Pełna wersja: 24.09.2011, godz.11.00, Związkowa/Spół.Pracy, Jesienny liść
Aktualnie przeglądasz uproszczoną wersję forum. Kliknij tutaj, by zobaczyć wersję z pełnym formatowaniem.
Stron: 1 2 3 4 5 6
A ja „uwielbiam” Jurkowe ustawki takie jakie są , powiem wam że denerwują mnie takie biadolenia jak się nie podoba po co przyjeżdżacie , ktoś woli szybciej inny wolniej każdemu nie da się dogodzić, dla mnie szybko to jest powyżej 35km/h na płaskiej szosie , a dla osoby która ma 50kg nadwagi i na rowerze siedziała lat temu 3 to prędkość 15km/h będzie kosmiczna, przede wszystkim realnie oceniajmy swoje możliwości co do odległości i średnich prędkości , jest to forum rowerowe na którym spora część osób bardzo dużo przejeżdża km rocznie i dla nich tempo Jurkowych ustawek wcale nie jest szybkie, a poza tym zawsze czaka się na wolniejszych uczestników.
KONIEC BIADOLENIA !!! , dla mnie to już jest czwarty sezon od kiedy z Jurkiem jeżdżę na ustawki , i tempo wycieczek mi jak najbardziej odpowiada i pewnie jeszcze bardzo wielu osobom które między innymi dlatego chcą jeździć z Jurkiem dla tego tempa i dla tych niezapomnianych tras , i niech nikt nie nazywa go sportowym bo do sportowego mu daleko !!!!!!, a dla tych co tak biadolą niech sobie robią swoje „emeryckie” ustawki , ja nie zamierzam się wlec 13km/h przez 70km bo dla mnie to byłaby katorga i ja na takich ustawkach na pewno się nie pojawię , a Jurek jak będzie jeździł tak jak jeździ to jak mi będzie czas pozwalał to z wielką przyjemnością będę wpadał na jego wycieczki , bo mi to sprawia frajdę i BAAARDZO ODPOWIADA TEMPO, I JA NIE CHCĘ ŻEBY BYŁO INNE , takie jest moje subiektywne uczucie.
Piotrek
michalbrodowski napisał(a):Mariusz... Zastanów się jaka jest różnica między przejechaniem 500m w szybszym tempie a szybką jazdą przez całą 70cio kilometrową ustawkę.
Michał, popatrzyłem na filmik, na którym wyprzedzasz wszystkich, aby go nakręcić. Nie marudź więc, że tempo było dla Ciebie za szybkie.
Nie raz organizowana była ustawka, której średnie tempo nie przekraczało 20 km/h i nikt nie narzekał, że za wolno.
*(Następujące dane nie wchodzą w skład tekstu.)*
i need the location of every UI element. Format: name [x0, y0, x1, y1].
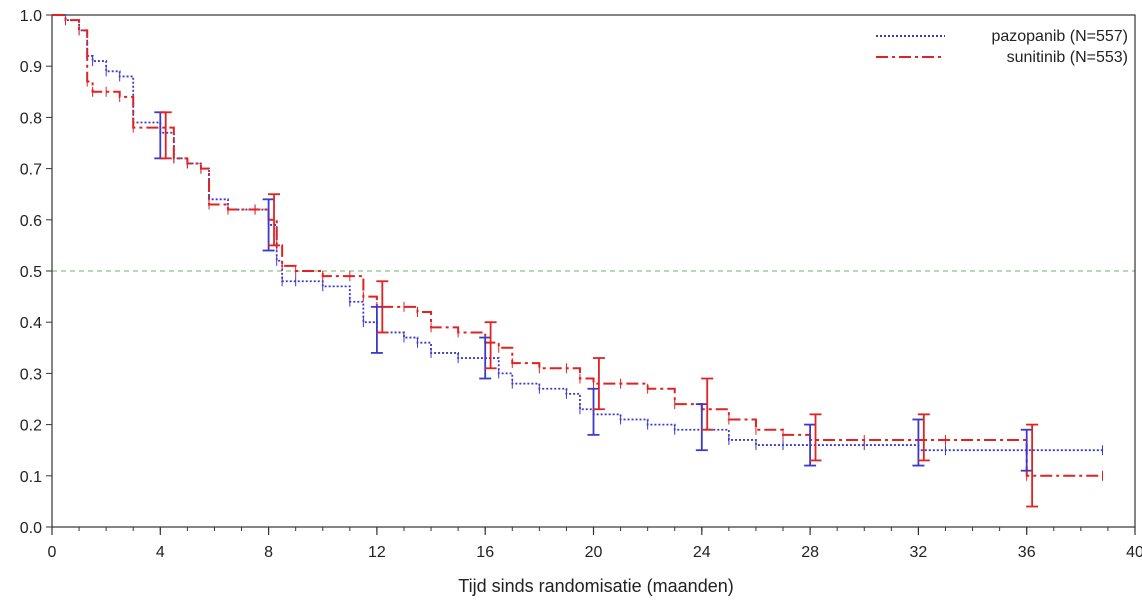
error-bar-layer: [154, 111, 1039, 508]
x-tick-label: 4: [156, 544, 165, 561]
y-tick-label: 0.1: [20, 469, 42, 486]
x-tick-label: 8: [264, 544, 273, 561]
legend-label: sunitinib (N=553): [1007, 49, 1128, 66]
axes-layer: 0.0 0.1 0.2 0.3 0.4 0.5 0.6 0.7 0.8 0.9 1.0 0 4 8 12 16…: [20, 8, 1142, 561]
x-tick-label: 32: [910, 544, 928, 561]
y-tick-label: 0.5: [20, 264, 42, 281]
y-tick-label: 0.9: [20, 59, 42, 76]
y-tick-label: 0.7: [20, 162, 42, 179]
x-tick-label: 24: [693, 544, 711, 561]
x-tick-label: 20: [585, 544, 603, 561]
x-axis-title: Tijd sinds randomisatie (maanden): [458, 576, 733, 596]
y-tick-label: 1.0: [20, 8, 42, 25]
x-tick-label: 16: [476, 544, 494, 561]
y-tick-label: 0.6: [20, 213, 42, 230]
y-tick-label: 0.0: [20, 520, 42, 537]
x-tick-label: 36: [1018, 544, 1036, 561]
y-tick-label: 0.2: [20, 418, 42, 435]
series-layer: [52, 14, 1104, 481]
series-line-pazopanib: [52, 14, 1103, 452]
x-tick-label: 28: [801, 544, 819, 561]
x-tick-label: 12: [368, 544, 386, 561]
y-tick-label: 0.4: [20, 315, 42, 332]
x-tick-label: 0: [48, 544, 57, 561]
y-tick-label: 0.3: [20, 366, 42, 383]
y-tick-label: 0.8: [20, 110, 42, 127]
legend: pazopanib (N=557) sunitinib (N=553): [876, 28, 1128, 66]
legend-label: pazopanib (N=557): [991, 28, 1128, 45]
x-tick-label: 40: [1126, 544, 1142, 561]
series-line-sunitinib: [52, 14, 1103, 477]
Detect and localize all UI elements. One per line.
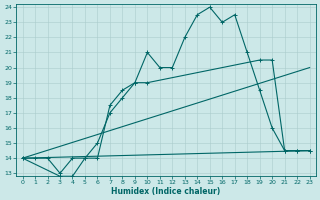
X-axis label: Humidex (Indice chaleur): Humidex (Indice chaleur) xyxy=(111,187,221,196)
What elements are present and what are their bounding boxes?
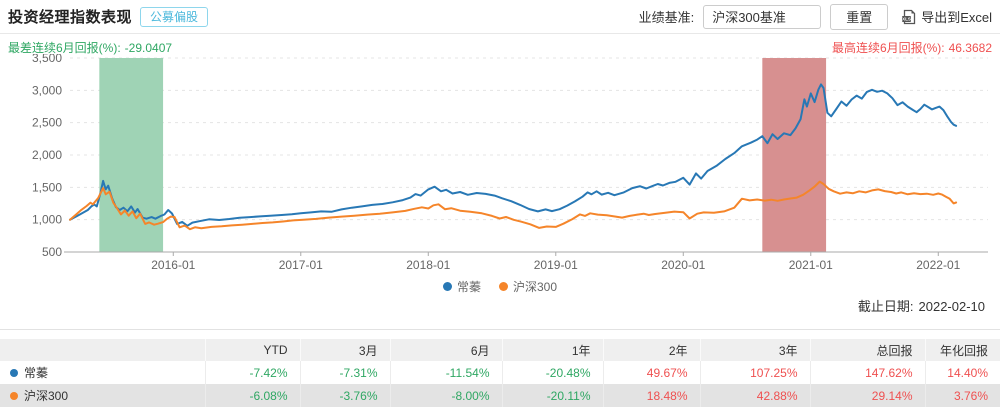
return-value-cell: 107.25% xyxy=(700,361,811,384)
table-column-header xyxy=(0,339,206,361)
benchmark-label: 业绩基准: xyxy=(638,10,695,25)
x-axis-label: 2021-01 xyxy=(789,258,833,272)
returns-table-section: YTD 3月 6月 1年 2年 3年 总回报 年化回报 常蓁 -7.42% -7.31% -11.5… xyxy=(0,329,1000,407)
best-6m-return-stat: 最高连续6月回报(%): 46.3682 xyxy=(831,39,992,55)
stats-row: 最差连续6月回报(%): -29.0407 最高连续6月回报(%): 46.3682 xyxy=(0,34,1000,55)
fund-type-badge: 公募偏股 xyxy=(140,6,209,27)
series-name-cell: 常蓁 xyxy=(0,361,206,384)
return-value-cell: -8.00% xyxy=(390,384,503,407)
table-column-header: 6月 xyxy=(390,339,503,361)
series-line-0 xyxy=(69,83,958,227)
y-axis-label: 2,000 xyxy=(32,148,62,162)
export-excel-button[interactable]: XLS 导出到Excel xyxy=(901,7,992,26)
best-6m-return-label: 最高连续6月回报(%): xyxy=(831,41,945,55)
x-axis-label: 2019-01 xyxy=(534,258,578,272)
benchmark-input[interactable] xyxy=(703,4,822,29)
return-value-cell: -20.48% xyxy=(502,361,604,384)
legend-series-label: 沪深300 xyxy=(512,279,558,294)
series-dot xyxy=(10,391,18,400)
table-column-header: 总回报 xyxy=(810,339,926,361)
return-value-cell: -20.11% xyxy=(502,384,604,407)
y-axis-label: 2,500 xyxy=(32,116,62,130)
as-of-date-label: 截止日期: xyxy=(857,299,914,314)
x-axis-label: 2017-01 xyxy=(279,258,323,272)
as-of-date: 截止日期: 2022-02-10 xyxy=(0,298,1000,316)
return-value-cell: 29.14% xyxy=(810,384,926,407)
return-value-cell: -7.42% xyxy=(205,361,301,384)
return-value-cell: 49.67% xyxy=(603,361,701,384)
table-column-header: 1年 xyxy=(502,339,604,361)
x-axis-label: 2018-01 xyxy=(406,258,450,272)
series-name: 沪深300 xyxy=(24,389,69,403)
performance-table: YTD 3月 6月 1年 2年 3年 总回报 年化回报 常蓁 -7.42% -7.31% -11.5… xyxy=(0,339,1000,407)
return-value-cell: -11.54% xyxy=(390,361,503,384)
return-value-cell: 147.62% xyxy=(810,361,926,384)
reset-button[interactable]: 重置 xyxy=(830,3,889,30)
table-column-header: 3年 xyxy=(700,339,811,361)
as-of-date-value: 2022-02-10 xyxy=(918,299,986,314)
export-excel-label: 导出到Excel xyxy=(921,10,992,25)
table-header-row: YTD 3月 6月 1年 2年 3年 总回报 年化回报 xyxy=(0,339,1000,361)
table-row: 沪深300 -6.08% -3.76% -8.00% -20.11% 18.48% 42.8… xyxy=(0,384,1000,407)
x-axis-label: 2022-01 xyxy=(916,258,960,272)
table-column-header: YTD xyxy=(205,339,301,361)
legend-series-dot xyxy=(442,281,452,291)
series-name-cell: 沪深300 xyxy=(0,384,206,407)
legend-series-dot xyxy=(498,281,508,291)
page-title: 投资经理指数表现 xyxy=(8,9,133,26)
y-axis-label: 1,000 xyxy=(32,213,62,227)
svg-text:XLS: XLS xyxy=(902,16,911,21)
titlebar: 投资经理指数表现 公募偏股 业绩基准: 重置 XLS 导出到Excel xyxy=(0,0,1000,34)
table-column-header: 年化回报 xyxy=(925,339,1000,361)
return-value-cell: 3.76% xyxy=(953,388,988,403)
series-name: 常蓁 xyxy=(24,366,49,380)
return-value-cell: -6.08% xyxy=(205,384,301,407)
y-axis-label: 3,500 xyxy=(32,54,62,65)
series-line-1 xyxy=(69,180,958,231)
return-value-cell: 42.88% xyxy=(700,384,811,407)
best-6m-return-value: 46.3682 xyxy=(948,41,992,55)
return-value-cell: 18.48% xyxy=(603,384,701,407)
performance-chart: 500 1,000 1,500 2,000 2,500 3,000 3,500 2016-01… xyxy=(0,54,1000,274)
x-axis-label: 2016-01 xyxy=(151,258,195,272)
table-column-header: 2年 xyxy=(603,339,701,361)
y-axis-label: 500 xyxy=(42,245,62,259)
legend-item[interactable]: 常蓁 xyxy=(442,278,481,295)
x-axis-label: 2020-01 xyxy=(661,258,705,272)
return-value-cell: -3.76% xyxy=(300,384,391,407)
best-6m-window-band xyxy=(762,58,827,252)
performance-chart-svg: 500 1,000 1,500 2,000 2,500 3,000 3,500 2016-01… xyxy=(32,54,988,272)
table-column-header: 3月 xyxy=(300,339,391,361)
worst-6m-return-label: 最差连续6月回报(%): xyxy=(8,41,121,55)
xls-file-icon: XLS xyxy=(902,9,916,24)
worst-6m-return-stat: 最差连续6月回报(%): -29.0407 xyxy=(8,39,173,55)
return-value-cell: -7.31% xyxy=(300,361,391,384)
chart-legend: 常蓁 沪深300 xyxy=(0,274,1000,298)
table-row: 常蓁 -7.42% -7.31% -11.54% -20.48% 49.67% 107.25… xyxy=(0,361,1000,384)
legend-item[interactable]: 沪深300 xyxy=(498,278,558,295)
worst-6m-window-band xyxy=(99,58,164,252)
return-value-cell: 14.40% xyxy=(947,365,988,380)
y-axis-label: 3,000 xyxy=(32,83,62,97)
legend-series-label: 常蓁 xyxy=(456,279,481,294)
y-axis-label: 1,500 xyxy=(32,180,62,194)
worst-6m-return-value: -29.0407 xyxy=(124,41,173,55)
titlebar-controls: 业绩基准: 重置 XLS 导出到Excel xyxy=(638,3,992,30)
series-dot xyxy=(10,368,18,377)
Jak się komuś spieszyło to wyrwał i poczekał na resztę, ale nie pamiętam, żeby ten ktoś odjechał na więcej niż kilkaset metrów. Jak kogoś wolne tempo naprawdę znużyło to w końcu odjeżdżał całkowicie w innym kierunku, ale reszta zawsze dojeżdżała w komplecie do celu i z powrotem.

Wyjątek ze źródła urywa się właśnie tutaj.